Monitoring In-App Purchase Funnels
One particular game studio started using autonomous monitoring for its monetization of in-app purchases. Here are a few highlights from their experience:
- In just the past 6 months, 57 anomalies triggered alerts in real-time based on spikes of purchase failures
- These purchase failures resulted from various technical bugs, version updates, payment gateway issues, and more
- With the use of the AI-based correlation analysis, the team was able to remediate the issues within hours instead of days
- They’ve estimated that because of their faster time-to-resolution, they were able to save $800k in the past 6 months
Below, you can see three of the purchase failure rate metrics which are measured by different games, platforms, and versions. The shaded blue area represents the normal range of each metric and each one of the anomalies from this normal behavior is highlighted in orange. As you can see, as the normal range shifts over time, the purchase fail metrics also shift automatically by Anodot’s algorithms. During the same period, there were a total of 64 purchase failure related alerts, which means the detection rate was 92%.
Real-Time Alerts on Drops in Ads Shown
Another example of autonomous monitoring for gaming comes from a game studio that has over 500 million monthly active users (MAU). In this case, the company wanted to monitor ad impressions presentations in their games, which is of course tied to the bottom line of the company.
Here are a few highlights from their experience implementing autonomous monitoring:
- In the past 6 months, 18 alerts were triggered indicating a drop in ad impressions across various games, platforms, and ad networks
- 17 of the 18 alerts were confirmed to be significant revenue impactful incidents, making the detection rate 94.4%
- The company estimates that they saved $153K USD based on detecting and resolving these 17 incidents in near real-time
As you can see below, the blue shaded area represents the normal ad impression range.
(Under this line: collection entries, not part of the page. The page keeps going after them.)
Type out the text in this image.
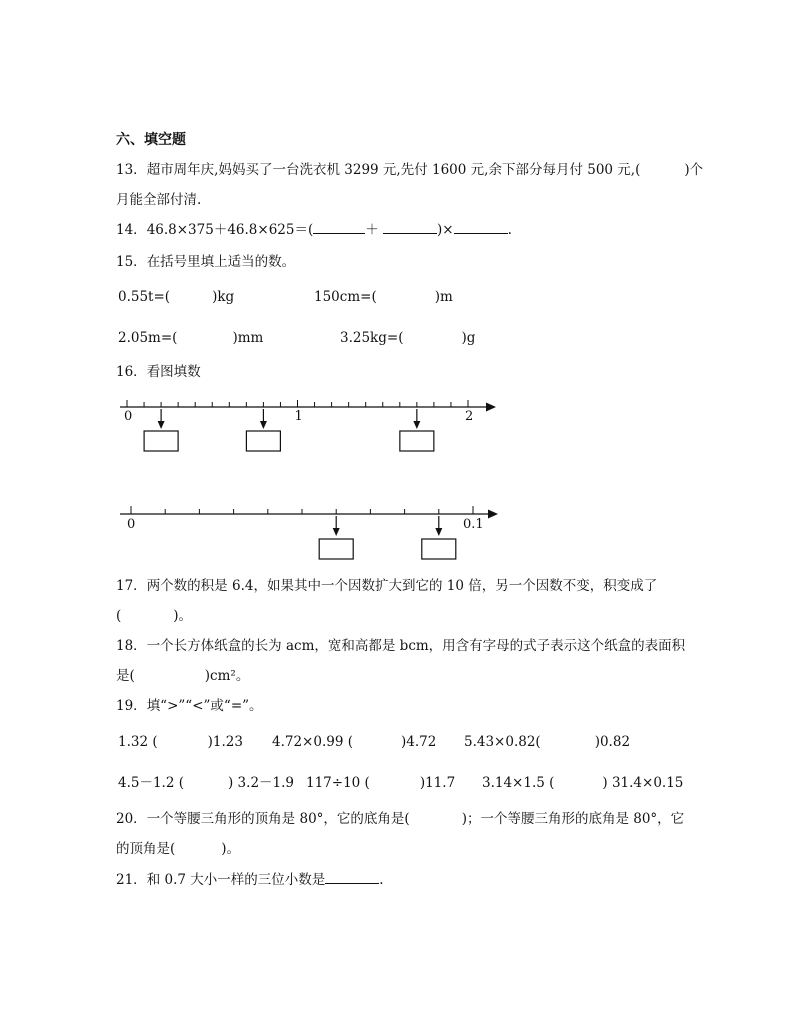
六、填空题
13．超市周年庆,妈妈买了一台洗衣机 3299 元,先付 1600 元,余下部分每月付 500 元,(	)个
月能全部付清.
14．46.8×375＋46.8×625＝(	＋	)×	.
15．在括号里填上适当的数。
0.55t=(	)kg	150cm=(	)m
2.05m=(	)mm	3.25kg=(	)g
16．看图填数
0	1	2
0	0.1
17．两个数的积是 6.4，如果其中一个因数扩大到它的 10 倍，另一个因数不变，积变成了
(	)。
18．一个长方体纸盒的长为 acm，宽和高都是 bcm，用含有字母的式子表示这个纸盒的表面积
是(	)cm²。
19．填“>”“<”或“=”。
1.32 (	)1.23 4.72×0.99 (	)4.72 5.43×0.82(	)0.82
4.5－1.2 (	) 3.2－1.9 117÷10 (	)11.7 3.14×1.5 (	) 31.4×0.15
20．一个等腰三角形的顶角是 80°，它的底角是(	)；一个等腰三角形的底角是 80°，它
的顶角是(	)。
21．和 0.7 大小一样的三位小数是	.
Here you can see the drop in the ads shown occurred for multiple games and platforms, apart from a single ad provider (Facebook). These anomalies were not only alerted in real-time but were also correlated with a single alert resulting in a faster remediation time and avoiding an alert storm.
Summary: Autonomous Monetization Monitoring
As we’ve discussed, monitoring the various revenue streams of gaming companies is a highly complex undertaking.
While experienced developers understand each one of their game’s permutational complexities, monitoring them in real-time still presents a unique challenge.
Some companies have tried using manual thresholds in the past, but this either doesn’t have enough granularity or will be triggered based on false-positives, leaving the technical team with an alert storm.
Instead, AI-based autonomous monetization monitoring is the only solution that can observe every single metric, learn its normal behavior on its own, and identify anomalies in real-time. Not only does catching and resolving these anomalies drastically enhance the user experience but ultimately it helps companies improve their bottom line.